A computer without a program running is just an inert hunk of electronics. The first thing a computer has to do when it is turned on is start up a special program called an operating system. The operating system's job is to help other computer programs to work by handling the messy details of controlling the computer's hardware.
The process of bringing up the operating system is called booting (originally this was bootstrapping and alluded to the process of pulling yourself up "by your bootstraps"). Your computer knows how to boot because instructions for booting are built into one of its chips, the BIOS (or Basic Input/Output System) chip.
The BIOS chip tells it to look in a fixed place, usually on the lowest-numbered hard disk (the boot disk) for a special program called a boot loader (under Linux the boot loader is called Grub or LILO). The boot loader is pulled into memory and started. The boot loader's job is to start the real operating system.
The loader does this by looking for a kernel, loading it into memory, and starting it. If you Linux and see "LILO" on the screen followed by a bunch of dots, it is loading the kernel. (Each dot means it has loaded another disk block of kernel code.)
(You may wonder why the BIOS doesn't load the kernel directly — why the two-step process with the boot loader? Well, the BIOS isn't very smart. In fact it's very stupid, and Linux doesn't use it at all after boot time. It was originally written for primitive 8-bit PCs with tiny disks, and literally can't access enough of the disk to load the kernel directly. The boot loader step also lets you start one of several operating systems off different places on your disk, in the unlikely event that Unix isn't good enough for you.)
Once the kernel starts, it has to look around, find the rest of the hardware, and get ready to run programs. It does this by poking not at ordinary memory locations but rather at I/O ports — special bus addresses that are likely to have device controller cards listening at them for commands. The kernel doesn't poke at random; it has a lot of built-in knowledge about what it's likely to find where, and how controllers will respond if they're present. This process is called autoprobing.
You may or may not be able to see any of this going on. Back when Unix systems used text consoles, you'd see boot messages scroll by on your screen as the system started up. Nowawadays, Unixes often hide the boot messages behind a graphical splash screen. You may be able to see them by switching to a text console view with the key combination Ctrl-Shift-F1. If this works, you should be able to switch back to the graphical boot screen with a different Ctrl-Shift sequence; try F7, F8, and F9.

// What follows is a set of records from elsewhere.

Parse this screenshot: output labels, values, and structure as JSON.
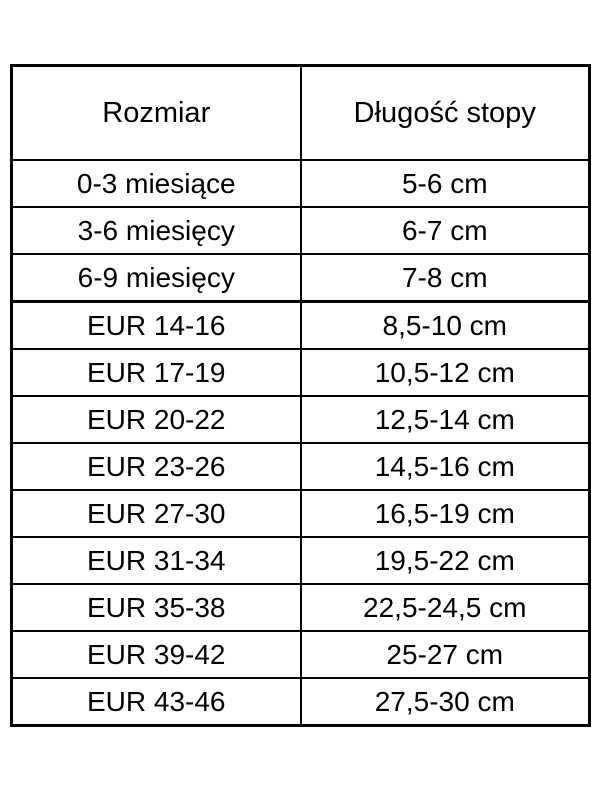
{
  "page": {
    "background": "#ffffff",
    "text_color": "#000000",
    "border_color": "#000000"
  },
  "table": {
    "headers": [
      "Rozmiar",
      "Długość stopy"
    ],
    "rows": [
      {
        "size": "0-3 miesiące",
        "length": "5-6 cm"
      },
      {
        "size": "3-6 miesięcy",
        "length": "6-7 cm"
      },
      {
        "size": "6-9 miesięcy",
        "length": "7-8 cm"
      },
      {
        "size": "EUR 14-16",
        "length": "8,5-10 cm"
      },
      {
        "size": "EUR 17-19",
        "length": "10,5-12 cm"
      },
      {
        "size": "EUR 20-22",
        "length": "12,5-14 cm"
      },
      {
        "size": "EUR 23-26",
        "length": "14,5-16 cm"
      },
      {
        "size": "EUR 27-30",
        "length": "16,5-19 cm"
      },
      {
        "size": "EUR 31-34",
        "length": "19,5-22 cm"
      },
      {
        "size": "EUR 35-38",
        "length": "22,5-24,5 cm"
      },
      {
        "size": "EUR 39-42",
        "length": "25-27 cm"
      },
      {
        "size": "EUR 43-46",
        "length": "27,5-30 cm"
      }
    ]
  },
  "chart_data": {
    "type": "table",
    "title": "",
    "columns": [
      "Rozmiar",
      "Długość stopy"
    ],
    "cells": [
      [
        "0-3 miesiące",
        "5-6 cm"
      ],
      [
        "3-6 miesięcy",
        "6-7 cm"
      ],
      [
        "6-9 miesięcy",
        "7-8 cm"
      ],
      [
        "EUR 14-16",
        "8,5-10 cm"
      ],
      [
        "EUR 17-19",
        "10,5-12 cm"
      ],
      [
        "EUR 20-22",
        "12,5-14 cm"
      ],
      [
        "EUR 23-26",
        "14,5-16 cm"
      ],
      [
        "EUR 27-30",
        "16,5-19 cm"
      ],
      [
        "EUR 31-34",
        "19,5-22 cm"
      ],
      [
        "EUR 35-38",
        "22,5-24,5 cm"
      ],
      [
        "EUR 39-42",
        "25-27 cm"
      ],
      [
        "EUR 43-46",
        "27,5-30 cm"
      ]
    ]
  }
}
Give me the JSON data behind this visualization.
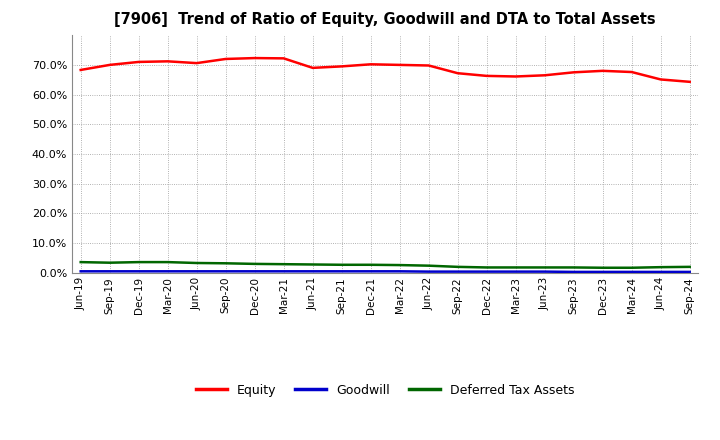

Most of the messages emitted boot time are the kernel autoprobing your hardware through the I/O ports, figuring out what it has available to it and adapting itself to your machine. The Linux kernel is extremely good at this, better than most other Unixes and much better than DOS or Windows. In fact, many Linux old-timers think the cleverness of Linux's boot-time probes (which made it relatively easy to install) was a major reason it broke out of the pack of free-Unix experiments to attract a critical mass of users.
But getting the kernel fully loaded and running isn't the end of the boot process; it's just the first stage (sometimes called run level 1). After this first stage, the kernel hands control to a special process called ‘init’ which spawns several housekeeping processes. (Some recent Linuxes use a different program called ‘upstart’ that does similar things)
The init process's first job is usually to check to make sure your disks are OK. Disk file systems are fragile things; if they've been damaged by a hardware failure or a sudden power outage, there are good reasons to take recovery steps before your Unix is all the way up. We'll go into some of this later on when we talk about how file systems can go wrong.
Init's next step is to start several daemons. A daemon is a program like a print spooler, a mail listener or a WWW server that lurks in the background, waiting for things to do. These special programs often have to coordinate several requests that could conflict. They are daemons because it's often easier to write one program that runs constantly and knows about all requests than it would be to try to make sure that a flock of copies (each processing one request and all running at the same time) don't step on each other. The particular collection of daemons your system starts may vary, but will almost always include a print spooler (a gatekeeper daemon for your printer).
The next step is to prepare for users. Init starts a copy of a program called getty to watch your screen and keyboard (and maybe more copies to watch dial-in serial ports). Actually, nowadays it usually starts multiple copies of getty so you have several (usually 7 or 8) virtual consoles, with your screen and keyboards connected to one of them at a time. But you likely won't see any of these, because one of your consoles will be taken over by the X server (about which more in a bit).
We're not done yet. The next step is to start up various daemons that support networking and other services. The most important of these is your X server. X is a daemon that manages your display, keyboard, and mouse. Its main job is to produce the color pixel graphics you normally see on your screen.
When the X server comes up, during the last part of your machine's boot process, it effectively takes over the hardware from whatever virtual console was previously in control. That's when you'll see a graphical login screen, produced for you by a program called a display manager.